Desde antes de a pandemia do coronavírus atingir a todos, o comércio de produtos já era comum e estava ganhando cada vez mais força. Segundo um levantamento do Sebrae, com base em dados da Receita Federal, entre os primeiros semestres de 2020 e 2021, a abertura de estabelecimentos que comercializam produtos de segunda mão teve um crescimento de 48,58%. Com a pandemia, o controle financeiro das famílias aumentou, o que pode ter sido um dos fatores que impulsionaram o mercado de produtos usados no país, além da preocupação cada vez maior com a preservação do meio ambiente.

De acordo com o Sebrae, no primeiro semestre de 2021, 2.104 novas empresas no segmento foram abertas, sendo 1.875 microempreendedores individuais (MEI) e 229 empresas de pequeno porte. Enquanto no mesmo período do ano passado, 1.298 e 118 pequenas empresas foram criadas. Segundo a entidade, o incremento na abertura de novos negócios no comércio de produtos usados verificado entre os seis primeiros meses de 2020 e 2021 é o maior em seis anos.
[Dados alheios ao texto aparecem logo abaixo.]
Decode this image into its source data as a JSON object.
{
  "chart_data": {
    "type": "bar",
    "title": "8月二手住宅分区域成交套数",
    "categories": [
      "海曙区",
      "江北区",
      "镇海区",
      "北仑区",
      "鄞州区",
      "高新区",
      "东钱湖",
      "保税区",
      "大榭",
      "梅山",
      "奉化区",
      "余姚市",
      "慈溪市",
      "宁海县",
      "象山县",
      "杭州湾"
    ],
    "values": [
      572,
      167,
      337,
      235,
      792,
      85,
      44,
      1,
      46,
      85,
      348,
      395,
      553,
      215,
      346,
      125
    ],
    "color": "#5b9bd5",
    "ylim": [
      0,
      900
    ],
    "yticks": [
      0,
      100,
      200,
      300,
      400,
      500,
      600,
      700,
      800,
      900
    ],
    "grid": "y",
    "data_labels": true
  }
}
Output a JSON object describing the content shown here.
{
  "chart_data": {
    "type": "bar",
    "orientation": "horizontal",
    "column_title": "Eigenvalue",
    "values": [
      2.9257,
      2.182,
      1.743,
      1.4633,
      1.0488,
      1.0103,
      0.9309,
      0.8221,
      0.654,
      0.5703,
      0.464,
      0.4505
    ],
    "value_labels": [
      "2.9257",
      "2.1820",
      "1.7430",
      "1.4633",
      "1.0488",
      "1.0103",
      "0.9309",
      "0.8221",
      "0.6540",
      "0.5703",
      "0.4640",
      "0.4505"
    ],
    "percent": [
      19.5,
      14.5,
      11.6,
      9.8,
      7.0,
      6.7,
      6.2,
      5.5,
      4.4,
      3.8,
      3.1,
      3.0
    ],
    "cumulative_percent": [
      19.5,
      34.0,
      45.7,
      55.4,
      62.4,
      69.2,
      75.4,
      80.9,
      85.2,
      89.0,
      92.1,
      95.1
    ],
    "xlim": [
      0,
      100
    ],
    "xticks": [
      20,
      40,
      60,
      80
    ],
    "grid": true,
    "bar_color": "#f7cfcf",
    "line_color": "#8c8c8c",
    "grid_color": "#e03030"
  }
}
Os sites que os brasileiros mais costumam comprar produtos de segunda mão são: Amazon, OLX, Mercado Livre, Enjoei e Desapego. Porém, ao fazer qualquer compra pela internet é importante ficar atento. Algumas dicas para ter maior segurança ao comprar online são: não fazer compras a partir de e-mails não solicitados (SPAM); informar-se sobre o e-commerce; dar preferência a lojas que oferecem vários recursos em seus site; verificar se o site é confiável e seguro; checar se a loja online informa CNPJ, telefone e endereço; ler as avaliações dos outros compradores;  desconfiar de ofertas muito atrativas; não fazer depósitos para pessoas físicas; prestar atenção no compartilhamento de dados pessoais; e conferir o prazo de entrega e se atente ao custo total.